There wasn't too much trouble getting to the church, but Faith told me to try to come early, since Anna was a teacher and they were closing the school for kids to go to the funeral, of they wanted, so it might be crowded. We got there at about 915 and I noticed that the person reading might appreciate a break, as it was apparent that she had been up all night, mingled with tears and talking. I offered to take over, so she accepted. Until the funeral started, Jay and I took over the reading, while people filed in. I was very glad to be of service to the family, so they could just greet incomers and spend their time together.

It was a usual service for a funeral in the Orthodox fashion. If you have never been to one, the best I can say is that it is a proper sending off, a wonderful bit of closure, no matter the cause. I am grateful to have this prospect for a funeral for myself, when the time comes. Fr. John stopped after the reading of the Gospel to say a little something and one of the things that I really loved was the quote on the back of the paper icon card that Anna chose. "I expect to pass through this world but once. Any good therefore that I can do or any kindness that I can show to any fellow creature, let me do it now. Let me not defer nor neglect it, for I shall not pass this way again." ~Anonymous. Fr. John also mentioned that it was Anna's wish to have anyone, who wanted to make a donation, to give them to Faith, for her mission trip to Albania.
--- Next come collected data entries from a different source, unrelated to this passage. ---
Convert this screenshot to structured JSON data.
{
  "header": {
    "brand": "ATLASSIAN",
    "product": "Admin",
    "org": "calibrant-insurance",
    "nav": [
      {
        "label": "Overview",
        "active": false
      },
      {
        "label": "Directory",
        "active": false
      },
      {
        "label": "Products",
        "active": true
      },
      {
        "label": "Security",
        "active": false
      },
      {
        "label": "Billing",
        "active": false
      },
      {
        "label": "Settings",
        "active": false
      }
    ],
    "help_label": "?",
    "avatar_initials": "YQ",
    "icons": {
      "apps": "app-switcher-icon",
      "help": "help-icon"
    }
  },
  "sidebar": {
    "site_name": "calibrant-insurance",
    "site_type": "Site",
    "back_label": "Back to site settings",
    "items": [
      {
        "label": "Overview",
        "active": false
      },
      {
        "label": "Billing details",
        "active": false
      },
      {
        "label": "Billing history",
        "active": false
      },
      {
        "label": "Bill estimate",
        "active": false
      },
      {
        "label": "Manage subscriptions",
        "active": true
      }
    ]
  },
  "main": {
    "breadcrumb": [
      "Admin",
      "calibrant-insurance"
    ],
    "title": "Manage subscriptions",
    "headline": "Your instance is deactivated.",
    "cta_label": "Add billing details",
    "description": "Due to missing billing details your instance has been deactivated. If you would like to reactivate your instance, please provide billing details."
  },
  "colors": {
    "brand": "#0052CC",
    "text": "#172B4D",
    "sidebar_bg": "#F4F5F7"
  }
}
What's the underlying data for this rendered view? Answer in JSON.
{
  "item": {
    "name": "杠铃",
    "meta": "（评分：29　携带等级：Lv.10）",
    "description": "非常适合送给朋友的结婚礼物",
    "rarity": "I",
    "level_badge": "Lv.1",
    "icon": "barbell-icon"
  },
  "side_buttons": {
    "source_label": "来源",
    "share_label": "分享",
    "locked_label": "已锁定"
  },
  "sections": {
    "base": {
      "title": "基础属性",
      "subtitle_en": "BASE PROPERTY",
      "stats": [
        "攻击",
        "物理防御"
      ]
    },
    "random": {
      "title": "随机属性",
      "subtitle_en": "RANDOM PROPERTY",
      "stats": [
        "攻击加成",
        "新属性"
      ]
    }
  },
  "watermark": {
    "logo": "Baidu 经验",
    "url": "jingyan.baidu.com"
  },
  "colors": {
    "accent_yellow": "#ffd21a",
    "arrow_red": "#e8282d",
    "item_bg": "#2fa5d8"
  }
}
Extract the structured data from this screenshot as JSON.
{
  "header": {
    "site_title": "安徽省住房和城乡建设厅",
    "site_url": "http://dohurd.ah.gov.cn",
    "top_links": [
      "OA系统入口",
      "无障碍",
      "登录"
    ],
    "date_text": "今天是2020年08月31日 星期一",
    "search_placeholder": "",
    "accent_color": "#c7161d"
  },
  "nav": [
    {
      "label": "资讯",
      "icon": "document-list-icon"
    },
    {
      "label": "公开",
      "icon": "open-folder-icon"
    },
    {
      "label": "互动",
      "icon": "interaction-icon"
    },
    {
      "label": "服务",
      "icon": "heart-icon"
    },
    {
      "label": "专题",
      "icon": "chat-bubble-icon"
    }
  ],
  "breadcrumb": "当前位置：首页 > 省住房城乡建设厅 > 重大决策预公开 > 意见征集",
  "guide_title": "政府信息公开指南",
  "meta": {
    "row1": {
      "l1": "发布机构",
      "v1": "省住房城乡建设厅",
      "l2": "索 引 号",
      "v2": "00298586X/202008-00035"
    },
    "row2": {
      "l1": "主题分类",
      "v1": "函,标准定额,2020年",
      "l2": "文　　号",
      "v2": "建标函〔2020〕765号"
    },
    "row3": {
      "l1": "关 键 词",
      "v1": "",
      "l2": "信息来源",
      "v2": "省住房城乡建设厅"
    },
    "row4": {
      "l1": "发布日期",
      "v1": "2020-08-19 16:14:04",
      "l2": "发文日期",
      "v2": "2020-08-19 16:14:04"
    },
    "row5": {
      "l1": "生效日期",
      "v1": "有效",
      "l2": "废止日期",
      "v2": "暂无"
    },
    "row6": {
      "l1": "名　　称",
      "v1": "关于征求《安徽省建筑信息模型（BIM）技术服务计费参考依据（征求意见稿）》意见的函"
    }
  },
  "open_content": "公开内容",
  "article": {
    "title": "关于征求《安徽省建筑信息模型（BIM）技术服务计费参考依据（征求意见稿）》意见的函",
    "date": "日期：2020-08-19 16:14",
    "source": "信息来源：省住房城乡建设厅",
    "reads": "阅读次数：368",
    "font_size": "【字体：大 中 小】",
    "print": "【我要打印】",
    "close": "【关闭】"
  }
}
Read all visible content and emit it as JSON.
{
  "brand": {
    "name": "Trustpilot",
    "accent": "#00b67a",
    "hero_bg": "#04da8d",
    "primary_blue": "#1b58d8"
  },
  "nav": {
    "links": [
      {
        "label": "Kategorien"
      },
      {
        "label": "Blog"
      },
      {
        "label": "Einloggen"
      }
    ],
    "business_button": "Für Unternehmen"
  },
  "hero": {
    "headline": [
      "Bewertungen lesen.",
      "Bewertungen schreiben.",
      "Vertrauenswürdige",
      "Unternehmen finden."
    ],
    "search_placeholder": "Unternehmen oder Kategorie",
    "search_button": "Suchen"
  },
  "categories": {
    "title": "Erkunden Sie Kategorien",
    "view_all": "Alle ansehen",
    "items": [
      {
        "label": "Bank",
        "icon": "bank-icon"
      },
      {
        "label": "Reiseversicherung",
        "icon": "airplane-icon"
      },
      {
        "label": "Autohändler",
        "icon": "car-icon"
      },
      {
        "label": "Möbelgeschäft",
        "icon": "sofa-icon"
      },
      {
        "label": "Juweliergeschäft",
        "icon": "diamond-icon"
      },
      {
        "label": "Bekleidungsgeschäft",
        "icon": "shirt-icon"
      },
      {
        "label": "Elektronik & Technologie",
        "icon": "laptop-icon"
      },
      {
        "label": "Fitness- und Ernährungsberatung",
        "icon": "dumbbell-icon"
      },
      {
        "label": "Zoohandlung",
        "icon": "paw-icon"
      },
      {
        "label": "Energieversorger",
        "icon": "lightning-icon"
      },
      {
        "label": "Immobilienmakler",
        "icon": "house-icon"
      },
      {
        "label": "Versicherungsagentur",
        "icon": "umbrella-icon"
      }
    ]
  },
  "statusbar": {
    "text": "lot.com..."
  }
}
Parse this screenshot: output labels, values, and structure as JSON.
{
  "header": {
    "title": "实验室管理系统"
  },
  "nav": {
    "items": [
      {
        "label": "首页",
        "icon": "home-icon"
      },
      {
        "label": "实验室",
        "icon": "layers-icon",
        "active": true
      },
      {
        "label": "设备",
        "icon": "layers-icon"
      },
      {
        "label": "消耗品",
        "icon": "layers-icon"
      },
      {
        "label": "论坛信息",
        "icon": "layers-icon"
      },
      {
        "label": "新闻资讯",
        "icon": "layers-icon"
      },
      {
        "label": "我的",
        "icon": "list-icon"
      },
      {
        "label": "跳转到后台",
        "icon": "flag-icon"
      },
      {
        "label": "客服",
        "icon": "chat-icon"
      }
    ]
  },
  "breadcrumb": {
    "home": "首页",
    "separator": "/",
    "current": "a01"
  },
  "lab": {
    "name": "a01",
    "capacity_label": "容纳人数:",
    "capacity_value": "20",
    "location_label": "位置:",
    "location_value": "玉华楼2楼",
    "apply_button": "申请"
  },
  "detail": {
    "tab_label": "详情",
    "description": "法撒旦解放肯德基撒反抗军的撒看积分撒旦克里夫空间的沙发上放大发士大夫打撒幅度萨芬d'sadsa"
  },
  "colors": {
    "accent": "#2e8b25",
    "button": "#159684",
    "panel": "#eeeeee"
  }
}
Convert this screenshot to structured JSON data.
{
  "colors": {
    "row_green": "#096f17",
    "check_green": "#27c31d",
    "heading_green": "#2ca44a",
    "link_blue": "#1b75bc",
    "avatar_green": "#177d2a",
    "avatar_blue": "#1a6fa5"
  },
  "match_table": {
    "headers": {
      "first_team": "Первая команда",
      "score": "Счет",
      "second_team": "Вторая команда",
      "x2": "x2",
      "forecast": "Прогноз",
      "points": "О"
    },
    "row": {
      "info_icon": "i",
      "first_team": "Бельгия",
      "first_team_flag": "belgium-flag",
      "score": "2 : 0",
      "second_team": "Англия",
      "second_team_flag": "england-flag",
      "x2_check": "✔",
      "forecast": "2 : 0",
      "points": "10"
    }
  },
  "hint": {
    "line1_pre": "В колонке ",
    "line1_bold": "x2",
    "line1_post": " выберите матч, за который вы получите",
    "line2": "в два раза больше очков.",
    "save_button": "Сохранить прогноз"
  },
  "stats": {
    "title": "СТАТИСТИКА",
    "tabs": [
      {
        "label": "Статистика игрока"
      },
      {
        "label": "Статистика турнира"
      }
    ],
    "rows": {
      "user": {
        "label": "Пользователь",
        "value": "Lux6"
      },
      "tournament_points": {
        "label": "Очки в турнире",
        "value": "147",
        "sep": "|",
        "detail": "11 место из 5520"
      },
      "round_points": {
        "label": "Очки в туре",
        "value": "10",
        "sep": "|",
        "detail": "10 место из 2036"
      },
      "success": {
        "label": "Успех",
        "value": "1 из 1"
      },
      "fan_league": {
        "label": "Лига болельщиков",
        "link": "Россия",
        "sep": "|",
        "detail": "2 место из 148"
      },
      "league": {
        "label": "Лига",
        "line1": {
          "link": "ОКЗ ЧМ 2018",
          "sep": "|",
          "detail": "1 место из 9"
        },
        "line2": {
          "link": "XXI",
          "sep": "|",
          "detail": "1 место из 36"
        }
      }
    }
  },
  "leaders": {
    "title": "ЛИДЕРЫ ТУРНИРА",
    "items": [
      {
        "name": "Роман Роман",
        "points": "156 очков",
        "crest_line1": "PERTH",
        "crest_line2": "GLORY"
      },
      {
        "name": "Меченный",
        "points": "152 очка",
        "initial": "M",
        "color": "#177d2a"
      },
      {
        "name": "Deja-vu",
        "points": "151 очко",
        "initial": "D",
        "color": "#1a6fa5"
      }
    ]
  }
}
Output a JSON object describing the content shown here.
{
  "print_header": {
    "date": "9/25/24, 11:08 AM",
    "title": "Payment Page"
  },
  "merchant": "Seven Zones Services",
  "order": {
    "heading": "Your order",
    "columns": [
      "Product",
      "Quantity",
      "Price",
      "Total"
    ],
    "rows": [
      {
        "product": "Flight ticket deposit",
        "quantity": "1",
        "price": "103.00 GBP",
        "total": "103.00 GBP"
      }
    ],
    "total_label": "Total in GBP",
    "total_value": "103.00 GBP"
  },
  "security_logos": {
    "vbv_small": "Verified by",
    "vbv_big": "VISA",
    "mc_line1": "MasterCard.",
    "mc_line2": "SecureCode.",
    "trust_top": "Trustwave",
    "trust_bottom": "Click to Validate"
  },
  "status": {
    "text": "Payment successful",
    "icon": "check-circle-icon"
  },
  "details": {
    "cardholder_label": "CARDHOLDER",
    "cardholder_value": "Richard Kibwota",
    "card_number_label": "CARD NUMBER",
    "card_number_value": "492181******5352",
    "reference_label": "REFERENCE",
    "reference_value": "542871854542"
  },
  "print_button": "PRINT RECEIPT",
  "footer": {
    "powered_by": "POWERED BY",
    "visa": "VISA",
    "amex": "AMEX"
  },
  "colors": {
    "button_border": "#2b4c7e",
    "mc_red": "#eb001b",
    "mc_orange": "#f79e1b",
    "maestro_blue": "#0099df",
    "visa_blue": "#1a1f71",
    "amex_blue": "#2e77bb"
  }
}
Afterward, we all had our last goodbyes and awaited the funeral procession to the cemetery. We followed the police escort (which was pretty neat, by the way) all the way to the final resting place of Anna, where we would sing more prayers. As the hearse was opened to withdraw the casket, her three sons, two nephews, and husband dutifully carried it to its rightful place. As they walked, I only imagined what my funeral might be like. I don't know who will carry me to my rest. If I am old, when the time comes, perhaps I will have some grandchildren who are able, but the idea made me cry. I know this isn't about me, but what good is death if it can't help us reflect on our own life and death. So I ask, who will carry me to my rest, because it has touched me in a way I didn't know was surfaced enough to call for attention.

Everything finished up and we all went back to the church for a meal. I believe that the mood had changed entirely, for the fullness of closure in the service allowed for everyone to bond and be solemnly cheerful, in a way. Funny thing about funeral's, they act as a catalyst for family reunions and I saw people, who are nearly family, that I hadn't seen in years, even decades! It was good to see people and I even had a dear friend who is like another grandmother to us, Elizabeth, remark to me that she is so glad she is Orthodox because all of the services are so beautiful. I have always thought that the measure of a faith lies in how they treat their dead, and I truly believe this.

Toward the end of the meal, Faith sat down next to me and she handed me a profile card about her intended trip to Albania and said she knew that I liked to knit things. I said yes, before she even asked. I then related how I told Anna, just a few days earlier, that I wanted to knit something in her memory, when she was gone from us, but no one else was in the room. It was quite clear that it is meant to be. I will be knitting things to send with her and, if you are a knitter or crocheter, maybe you would like to send something along, she hopes to have raised enough money to leave this upcoming summer for two years, so we have a bit of time.

Well, that is that, however anti-climactic. Life is as it will be, we are blessed to have our family, friends, struggles, and triumphs. May the God of peace, love, and light be with all of you.

1 comments:

elizabeth said...

it is such a blessing to be at Orthodox funerals; God is merciful.